The recovery speaks to a larger and welcome trend of insurers taking down fraudsters with civil suits. Much of the action centers around networks of crooked no-fault doctors, chiros, attorneys and others. They stage car wrecks, or simply invent medical records of phantom passengers and crashes.
Sometimes crashes are real, involving real victims who are recruited unknowingly for shoddy treatment. Whatever the business model, the crime rings bombard insurers with lavish and false treatment claims.
Crash rings are soaking up billions of dollars in false injury claims a year. They’re hiking auto premiums for honest drivers.

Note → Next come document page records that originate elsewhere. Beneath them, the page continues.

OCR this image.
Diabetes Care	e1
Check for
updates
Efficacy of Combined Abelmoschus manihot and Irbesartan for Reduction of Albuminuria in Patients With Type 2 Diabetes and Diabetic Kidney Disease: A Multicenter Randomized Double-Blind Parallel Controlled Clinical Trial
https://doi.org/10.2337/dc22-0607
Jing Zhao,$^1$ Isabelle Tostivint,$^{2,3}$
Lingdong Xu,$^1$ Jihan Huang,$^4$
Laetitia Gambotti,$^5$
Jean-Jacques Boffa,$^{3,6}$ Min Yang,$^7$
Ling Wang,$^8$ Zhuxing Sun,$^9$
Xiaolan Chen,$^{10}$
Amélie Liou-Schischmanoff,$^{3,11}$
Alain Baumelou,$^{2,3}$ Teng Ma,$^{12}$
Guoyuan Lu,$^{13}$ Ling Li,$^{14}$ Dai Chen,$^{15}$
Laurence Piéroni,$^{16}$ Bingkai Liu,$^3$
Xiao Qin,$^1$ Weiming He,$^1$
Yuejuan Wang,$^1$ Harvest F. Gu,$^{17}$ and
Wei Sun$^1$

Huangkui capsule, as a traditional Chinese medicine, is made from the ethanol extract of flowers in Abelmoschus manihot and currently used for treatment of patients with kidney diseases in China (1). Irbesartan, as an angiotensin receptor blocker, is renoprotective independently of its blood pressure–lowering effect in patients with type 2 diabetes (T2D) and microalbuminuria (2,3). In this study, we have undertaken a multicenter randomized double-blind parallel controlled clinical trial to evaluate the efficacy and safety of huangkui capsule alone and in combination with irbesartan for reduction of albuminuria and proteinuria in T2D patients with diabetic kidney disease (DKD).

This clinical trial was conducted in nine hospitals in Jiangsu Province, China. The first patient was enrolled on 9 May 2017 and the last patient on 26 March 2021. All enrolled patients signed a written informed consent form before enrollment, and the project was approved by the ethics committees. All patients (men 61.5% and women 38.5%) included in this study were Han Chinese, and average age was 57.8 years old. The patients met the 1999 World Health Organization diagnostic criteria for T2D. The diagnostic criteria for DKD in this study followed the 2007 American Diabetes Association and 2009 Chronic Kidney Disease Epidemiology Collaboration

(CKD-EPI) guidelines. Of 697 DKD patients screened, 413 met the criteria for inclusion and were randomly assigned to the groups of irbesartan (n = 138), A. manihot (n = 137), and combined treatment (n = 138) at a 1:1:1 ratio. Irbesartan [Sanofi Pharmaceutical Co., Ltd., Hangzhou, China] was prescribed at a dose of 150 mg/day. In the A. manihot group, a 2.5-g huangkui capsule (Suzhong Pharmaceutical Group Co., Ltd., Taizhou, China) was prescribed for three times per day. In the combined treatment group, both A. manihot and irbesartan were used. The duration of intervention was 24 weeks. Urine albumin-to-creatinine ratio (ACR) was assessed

Fed-up auto insurers are striking back with increasing force by lodging civil actions against brazen fraud rings in federal and state courts.
State Farm has sued the heavily promoted clinic network called “1-800-ASK GARY” accident-referral service in Florida. The insurer alleges the large outfit illegally referred crash victims only to medical providers controlled by owner Gary Kompthecras in Florida, Minnesota and Kentucky.
Farmers Insurance is going after more than 40 New York medical providers for an alleged illegal scheme involving unlicensed laypeople who made false claims for treating crash victims.
Geico sued the owners of an Orlando chiro practice in March. The insurer alleges that the practice stole $2.3 million from false claims involving real and staged crashes.
Other auto swindles feel the weight of civil suits. Allstate last week earned a judgement of more than $1.4 million against a firm that billed the insurer for false windshield repairs. Part of that money will also go to the State of California as a co-plaintiff in the case.
Insurers may or may not recoup their typically large investments in attorney fees, staff time and other expenses. Often these suits are financial break-even propositions, at best. Frequently the crooks have spent or laundered the money, or don’t have enough assets to pay off the judgements.
But forcing ringleaders into protracted suits with large-dollar judgments can disrupt rings and drain their finances — thus undermining or putting them out of business.
Civil suits also emit a loud signal to the public that a given insurer takes a no-nonsense approach to crime rings that are driving up premiums and endangering motorists.
Word also spreads in the criminal underworld that certain auto insurers are too dangerous to try and defraud. Some rings avoid insurers that are known to make trouble with civil actions.
Crash rings must come to fear the large prospects of courts gaveling them into ruin. For fraud rings, there’s nothing civil about civil suits.